Fourteen of Illinois' best and brightest undergraduates spent the summer of 2018 as research fellows at Mayo Clinic as part of the Summer Undergraduate Research Fellows (SURF) program. The Alliance's commitment to this educational program continues to be a popular, competitive opportunity for Illinois students.
Omar Kashow, now a senior in the Bioengineering department at Illinois, spent his summer as a SURF at Mayo Clinic in Jacksonville, Florida. Here is an inside look into Omar's 10-week SURF experience.
Mayo Clinic principal investigator/mentor: Debabrata Mukhopadhyay, PhD
Department: Cancer Research and Nanotechnology
Q: Why did you apply to the SURF program?
Omar: While schoolwork deserves most acclaim for the knowledge of biology and chemistry I've come into, being immersed in a lab setting granted me the melding of that information into real application. I became entranced with the self-directed potential to impact something greater than just classrooms. I wanted to be part of a greater research impact, and also was excited to refine my research focus. Mayo Clinic resonated integrated clinical practice, research and medicine, and seemed to demonstrate a smart collaboration between the clinical realm and the research world that I knew I wanted to direct myself toward in the future.
Q: Can you briefly describe your SURF project at Mayo Clinic over the summer?
Omar: The summer was an intense, engaging, and wonderful time in Jacksonville. I had exposure to various research focuses within cancer, neurology, and more through weekly seminars given by different principal investigators. The project I chose consists of studying and formulating gold nanoparticles for targeting tumors, specifically in pancreatic cancers. Initially, most of the focus was on the characterization and optimization, as I synthesized gold nanoclusters with targeting peptides and various drug concentrations. Near the end of the summer, we moved into testing the therapeutic efficiency of our formulations in pancreatic cancer cells, before potentially moving on to mouse models.
Q: What was one of your favorite or most memorable SURF experiences?
Omar: An old neighbor from Jacksonville visited me toward the end of my internship, specifically for the presentations on the last day. The second to last day, he actually came to our lab, was given a tour from my PI, and went out to dinner with a couple more lab members. It was an amazing closure to the whole program.
Q: Are you involved in research in any capacity at Illinois? If yes, will you be continuing your SURF project or be working on something similar when you return to campus?

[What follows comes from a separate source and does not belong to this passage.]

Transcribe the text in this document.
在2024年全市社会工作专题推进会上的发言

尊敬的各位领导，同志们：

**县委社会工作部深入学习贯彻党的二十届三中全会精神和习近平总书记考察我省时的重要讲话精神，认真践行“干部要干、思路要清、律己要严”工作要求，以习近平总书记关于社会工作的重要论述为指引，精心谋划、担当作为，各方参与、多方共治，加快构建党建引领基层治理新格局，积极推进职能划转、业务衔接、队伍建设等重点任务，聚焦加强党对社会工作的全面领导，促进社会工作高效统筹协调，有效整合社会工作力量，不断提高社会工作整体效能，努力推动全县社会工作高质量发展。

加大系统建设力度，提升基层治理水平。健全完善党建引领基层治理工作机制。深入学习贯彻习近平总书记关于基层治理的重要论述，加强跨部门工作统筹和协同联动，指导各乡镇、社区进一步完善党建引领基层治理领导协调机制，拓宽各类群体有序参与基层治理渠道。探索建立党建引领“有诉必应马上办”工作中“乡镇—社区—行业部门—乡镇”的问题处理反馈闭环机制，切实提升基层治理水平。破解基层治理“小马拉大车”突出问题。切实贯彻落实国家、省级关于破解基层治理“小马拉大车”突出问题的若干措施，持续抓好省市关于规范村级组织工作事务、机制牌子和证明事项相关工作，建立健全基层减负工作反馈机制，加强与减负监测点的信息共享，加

Omar: I have been involved in research for the past two years on campus at Illinois. I joined a research lab working on the synthesis of “intelligent” biomaterials to better comprehend and hopefully regulate transport phenomena, important to human sustainability. It has been exciting to make novel hybrid materials to control molecular interactions at work, in hopes to eventually treat various diseases. In one major project, I fabricated hydrogels of different elasticities to observe how stiffness and the addition of different cell adhesion proteins could affect neuronal growth and function. While relevant coursework at the time greatly heightened my knowledge of cell-level principles, this lab setting at Mayo Clinic started showing me the powerful application of what I was learning.
Q: What are your future career plans, and how did the SURF program influence them, if at all?
Omar: I am aspiring to be an MD, specifically a primary care physician. I would love to go to medical school in Chicago but am open to most schools within Illinois or on the east coast as well. I hope to potentially work some years as a physician either overseas in my father's homeland or in the heart of a city like Chicago to care for under-represented populations.
As I’m currently involved in research on campus, I was expecting this internship to better refocus what sort of research interests me. Being immersed in a clinical lab setting, I personally saw my time here greatly increase my desire to have patient interaction in my future career. I understood our lab was always working toward eventual patient care, but I started craving that direct relationship as I spent many days bench side. What I finally saw, however, was the promise of a position that combined medicine and research. Mayo Clinic taught me how important it is to collaborate between many disciplines and keep a constant communication between the clinical and research worlds, as that bridge can overcome the greatest of challenges. I hope to involve myself in a similar research setting upon entering medical school.
Q: Do you have any advice for future SURF program participants?
Omar: Your goals will simply remain ambitions if you do not stay level-headed on your current journey. Stay dedicated to continuing all your leadership positions, organization involvements, volunteer work, and most importantly, your educational endeavors. Through all this, you will be prepared when the opportunity arises to make your dreams into a reality.